We keep up with new clinical guidelines and pharmacopoeial updates every quarter. Regulatory frameworks for manufacturers grow tighter every year, with special attention to heavy metals, water content, and trace organic impurities. These rules aren’t just forms to fill—they dictate equipment changes, new analytical validations, and sharper document control. We work directly with inspectors and clients to update product profiles as standards evolve. The dynamic nature of this compliance environment demands constant vigilance, strong change management, and regular investment in both process and personnel. Documentation from our end passes through legal and technical review before reaching clients, opening up transparent communication and reducing surprises for end users.
Every year introduces a new challenge.
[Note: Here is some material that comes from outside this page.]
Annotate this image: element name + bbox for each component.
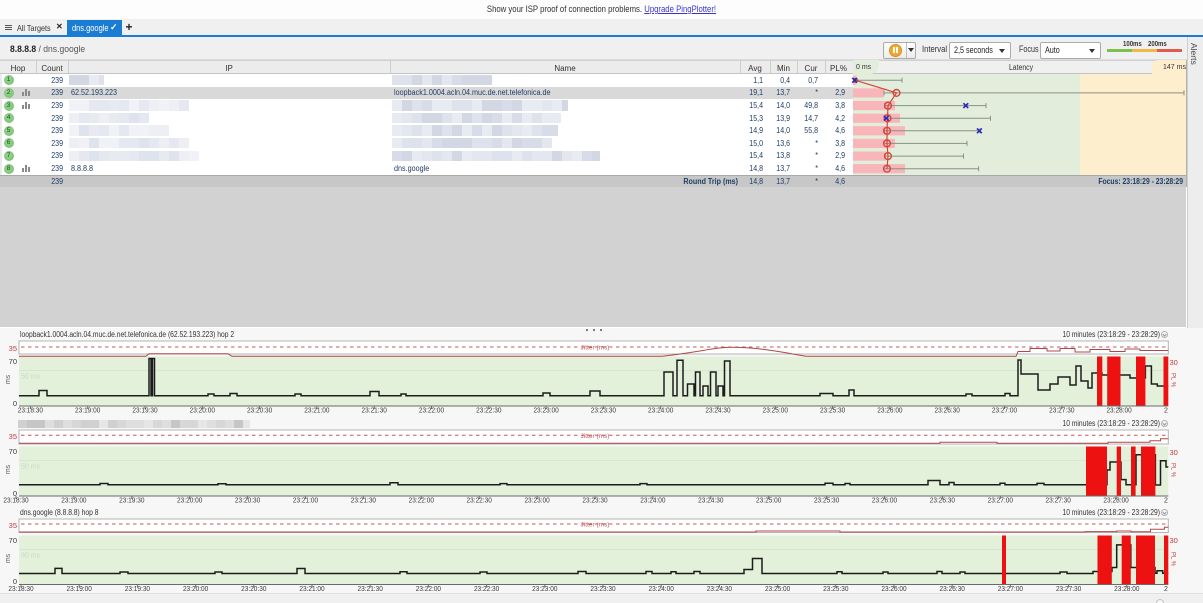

Moisture spikes, unstable intermediates, or new detection methods affect how we manage each batch. Instead of resting on a legacy process, we work to find real improvements. Adding closed-system sampling reduced batch contamination. Upgrading filtration resulted in fewer particles and better appearance in reconstituted solutions. Collaborative effort and a willingness to challenge existing routines led to these steps forward. Input from hospital pharmacists using our end product drives much of this innovation: their details about ease of use, mixing times, and even the simple reliability of reconstituted solution color flows right back to our design meetings, quality assurance, and process tweaks.
Amifostine Trihydrate isn't immune to the swings of global chemical markets. Changes in transport costs, raw material pricing, and regulations can all affect continuity. We shield customers from these shocks through forward contracts on supply, bulk raw material storage, and keeping production capability slightly higher than current sales require. If clients need larger or off-schedule orders, we hold enough inventory to meet these spikes. Internal forecasting merges data from recurring client schedules and global demand cycles. The reliability of supply, matched with full traceability, helps distributors and clinics meet their needs for urgent patient care or sudden scale-ups, especially during periods of market shortage.
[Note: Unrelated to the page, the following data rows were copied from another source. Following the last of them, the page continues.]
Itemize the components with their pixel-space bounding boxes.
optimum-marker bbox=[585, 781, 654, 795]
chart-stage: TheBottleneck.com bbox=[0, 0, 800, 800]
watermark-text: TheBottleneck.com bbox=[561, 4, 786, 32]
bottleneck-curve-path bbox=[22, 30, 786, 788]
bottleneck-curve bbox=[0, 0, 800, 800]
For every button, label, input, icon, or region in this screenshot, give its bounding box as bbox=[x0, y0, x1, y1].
Producing Amifostine Trihydrate as a real manufacturer means putting evidence ahead of marketing. Every lot moving through our plant is built on the foundation of process control, internal transparency, and ongoing improvement. Facility operators, analytical chemists, and production planners coordinate to deliver each shipment without surprises. Clinicians and researchers on the receiving end work with our data, knowing the compound’s performance will match what’s on the label. Experience shapes each control point and every adaptation to evolving needs.
Our work as manufacturers revolves around much more than simply meeting standards—it’s about setting them where possible and never compromising in the face of new challenges. Every box sent and every question answered builds toward a future in which Amifostine Trihydrate does more than meet current needs; it expands possibilities for both patient care and scientific exploration.